100.000 euros contre toute information menant à la "capture du suspect". C’est la récompense promise par la police fédérale allemande (BKA) pour tenter d’appréhender Anis A., le ressortissant tunisien, auteur présumé de l’attentat contre le marché de Noël de Berlin. Les ratés du début de l’enquête, le caractère hors-norme de l’affaire mais également l’urgence de mettre la main sur cet homme a priori armé justifient, aux yeux des autorités allemandes, d’avoir recours à ce procédé rarissime en Europe. Parmi les 40 criminels les plus recherchés par Europol, seuls trois faisaient jusqu’à présent l’objet d’une récompense de 2.900 à 10.000 euros.
Mais à peine lancé, le procédé est déjà contesté. Dans sa philosophie d’abord : rémunérer la délation, même d’un criminel, fait débat outre-Rhin. Sur son efficacité ensuite. "100.000 euros, c’est trop peu pour qu’un proche puisse le dénoncer. Les gens de son entourage ne prendront pas le risque de collaborer avec la police pour une somme si peu attrayante", assure Louis Caprioli, ancien responsable de la Direction de la surveillance du territoire (DST). Néanmoins, les enquêteurs allemands espèrent que leur appel fera notamment écho parmi les réfugiés. Les premières investigations ont permis de confirmer que le Tunisien, dont la demande d’asile a été rejetée, avait séjourné dans des centres pour réfugiés.

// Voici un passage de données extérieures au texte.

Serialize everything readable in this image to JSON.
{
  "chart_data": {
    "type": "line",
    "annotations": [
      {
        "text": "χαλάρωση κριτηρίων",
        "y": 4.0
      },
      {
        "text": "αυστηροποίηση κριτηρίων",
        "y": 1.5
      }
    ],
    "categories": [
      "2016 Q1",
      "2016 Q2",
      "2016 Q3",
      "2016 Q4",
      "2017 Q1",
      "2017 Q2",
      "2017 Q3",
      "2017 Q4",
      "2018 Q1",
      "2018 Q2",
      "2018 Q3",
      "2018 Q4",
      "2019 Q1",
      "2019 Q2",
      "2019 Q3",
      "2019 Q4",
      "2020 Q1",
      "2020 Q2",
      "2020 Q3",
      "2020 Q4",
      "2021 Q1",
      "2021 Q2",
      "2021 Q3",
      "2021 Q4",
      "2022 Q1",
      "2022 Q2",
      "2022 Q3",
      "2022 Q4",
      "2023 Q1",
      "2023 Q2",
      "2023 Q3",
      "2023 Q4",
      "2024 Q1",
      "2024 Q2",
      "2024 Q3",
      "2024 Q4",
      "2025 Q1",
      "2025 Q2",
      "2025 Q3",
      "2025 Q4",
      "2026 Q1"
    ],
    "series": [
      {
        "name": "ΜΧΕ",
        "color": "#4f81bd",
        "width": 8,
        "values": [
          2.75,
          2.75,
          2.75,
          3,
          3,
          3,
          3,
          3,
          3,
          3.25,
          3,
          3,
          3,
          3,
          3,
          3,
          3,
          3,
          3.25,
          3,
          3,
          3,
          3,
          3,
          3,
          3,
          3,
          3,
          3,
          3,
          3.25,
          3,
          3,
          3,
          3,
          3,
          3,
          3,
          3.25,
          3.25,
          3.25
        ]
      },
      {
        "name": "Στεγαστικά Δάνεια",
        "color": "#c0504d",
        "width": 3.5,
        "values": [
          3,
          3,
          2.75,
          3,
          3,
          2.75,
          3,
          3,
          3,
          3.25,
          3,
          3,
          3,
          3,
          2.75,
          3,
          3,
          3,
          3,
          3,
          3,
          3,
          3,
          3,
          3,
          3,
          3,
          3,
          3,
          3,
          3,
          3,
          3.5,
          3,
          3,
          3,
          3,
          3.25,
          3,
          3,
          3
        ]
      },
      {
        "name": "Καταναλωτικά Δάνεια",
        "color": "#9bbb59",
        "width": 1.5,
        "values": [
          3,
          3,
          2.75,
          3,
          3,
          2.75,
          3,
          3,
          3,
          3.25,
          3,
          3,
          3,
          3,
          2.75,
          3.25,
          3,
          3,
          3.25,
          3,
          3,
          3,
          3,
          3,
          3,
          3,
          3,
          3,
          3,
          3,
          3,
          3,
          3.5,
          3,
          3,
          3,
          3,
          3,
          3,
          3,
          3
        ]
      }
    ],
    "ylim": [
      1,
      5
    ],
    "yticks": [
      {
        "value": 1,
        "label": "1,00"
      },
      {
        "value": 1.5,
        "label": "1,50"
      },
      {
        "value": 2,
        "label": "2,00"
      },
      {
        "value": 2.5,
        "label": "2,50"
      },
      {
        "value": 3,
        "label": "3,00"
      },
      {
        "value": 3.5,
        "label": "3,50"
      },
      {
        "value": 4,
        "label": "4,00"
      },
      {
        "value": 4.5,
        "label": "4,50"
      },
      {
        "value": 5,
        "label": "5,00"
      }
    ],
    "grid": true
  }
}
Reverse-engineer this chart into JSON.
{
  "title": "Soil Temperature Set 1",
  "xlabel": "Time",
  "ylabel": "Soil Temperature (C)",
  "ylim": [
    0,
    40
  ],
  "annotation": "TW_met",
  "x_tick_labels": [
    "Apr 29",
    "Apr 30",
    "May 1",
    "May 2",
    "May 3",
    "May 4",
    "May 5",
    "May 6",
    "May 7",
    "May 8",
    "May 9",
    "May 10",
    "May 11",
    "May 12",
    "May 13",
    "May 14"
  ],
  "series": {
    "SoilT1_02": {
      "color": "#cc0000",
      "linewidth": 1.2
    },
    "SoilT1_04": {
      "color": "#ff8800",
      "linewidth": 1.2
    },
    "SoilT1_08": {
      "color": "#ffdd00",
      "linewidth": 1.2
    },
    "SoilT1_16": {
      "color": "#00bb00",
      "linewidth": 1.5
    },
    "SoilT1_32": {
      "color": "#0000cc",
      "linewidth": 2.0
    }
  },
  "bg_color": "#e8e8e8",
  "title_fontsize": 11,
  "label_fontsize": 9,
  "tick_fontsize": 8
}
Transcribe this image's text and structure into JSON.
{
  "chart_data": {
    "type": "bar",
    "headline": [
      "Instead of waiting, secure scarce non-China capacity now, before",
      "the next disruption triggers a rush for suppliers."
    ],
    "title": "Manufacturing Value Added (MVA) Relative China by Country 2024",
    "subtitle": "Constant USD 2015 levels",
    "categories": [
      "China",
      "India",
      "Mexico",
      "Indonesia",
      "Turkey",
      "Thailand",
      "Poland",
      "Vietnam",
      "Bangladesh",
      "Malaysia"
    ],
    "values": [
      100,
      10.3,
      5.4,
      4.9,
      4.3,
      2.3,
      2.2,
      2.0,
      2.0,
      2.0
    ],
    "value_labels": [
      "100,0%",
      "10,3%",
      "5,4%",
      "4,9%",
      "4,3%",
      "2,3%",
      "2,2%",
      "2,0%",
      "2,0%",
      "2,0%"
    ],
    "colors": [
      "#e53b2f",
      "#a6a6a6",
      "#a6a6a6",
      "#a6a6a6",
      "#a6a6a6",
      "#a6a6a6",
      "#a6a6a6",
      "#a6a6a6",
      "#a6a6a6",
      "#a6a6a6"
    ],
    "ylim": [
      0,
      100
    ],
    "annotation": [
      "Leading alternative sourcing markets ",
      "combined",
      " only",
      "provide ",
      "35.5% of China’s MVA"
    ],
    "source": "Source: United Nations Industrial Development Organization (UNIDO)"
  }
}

Dernier recours. En France, la police rémunère ses indicateurs pour toute information susceptible de faire avancer une enquête mais le principe de la "mise à prix" d’un individu est exceptionnel. Il fut néanmoins utilisé en 1986, après la vague d’attentats qui a touché Paris, et notamment celui de la rue de Rennes qui fit sept victimes. "On n’avait aucune piste, aucun indice", se souvient Louis Caprioli. Charles Pasqua, alors ministre de l'Intérieur, promet un million de francs pour toute information permettant d'arrêter les terroristes. Et l’appel est entendu. En janvier 1987, un homme a livré aux enquêteurs de précieux éléments sur tout l’aspect logistique du réseau qui a permis de donner un coup d’accélérateur aux investigations.
Pourquoi ce procédé n’a-t-il pas été une nouvelle fois utilisé dans les récentes affaires de terrorisme ? "Cela dépend du profil des enquêtes, on l’utilise en dernier recours", poursuit l’ancien chef de la DST. Or, que ce soit pour l’affaire Merah, les attentats de Charlie Hebdo ou ceux du 13 novembre à Paris, les enquêteurs sont rapidement parvenus à collecter de nombreux éléments. D’autant qu’un tel appel nécessite une logistique importante. Dans les premières heures qui ont suivi l’attentat, la police allemande a reçu quelque 500 appels, dont 80 ont été pris au sérieux. L’annonce d’une récompense engendrera probablement plusieurs milliers de témoignages plus ou moins crédibles qu’il faudra vérifier, recouper, ce qui mobilisera de nombreux enquêteurs.
25 millions de dollars pour Al-Baghdadi. Si en Europe le procédé est rarissime, il est monnaie-courante aux Etats-Unis. Le programme Rewards for Justice a, selon son site, d’ores et déjà versé 125 millions de dollars à des personnes ayant permis d’empêcher un attentat ou contribué à la traduction en justice d’un terroriste présumé. Les fameux "chasseurs de prime" traquent les fugitifs à travers tout le pays voire au-delà des frontières. Et les montants pour les criminels particulièrement recherchés s’envolent parfois. Les services de renseignements américains proposent ainsi 25 millions de dollars pour l’arrestation d’Abou Bakr al-Baghdadi, calife autoproclamé de l’Etat Islamique. Ce système pourrait-il se généraliser en Europe également ? L’expert n’y croit pas. "Non seulement ce n’est pas dans notre tradition mais cela ne présente un intérêt que dans des cas très particuliers, dans des situations d’urgence lorsque l’enquête n’avance pas."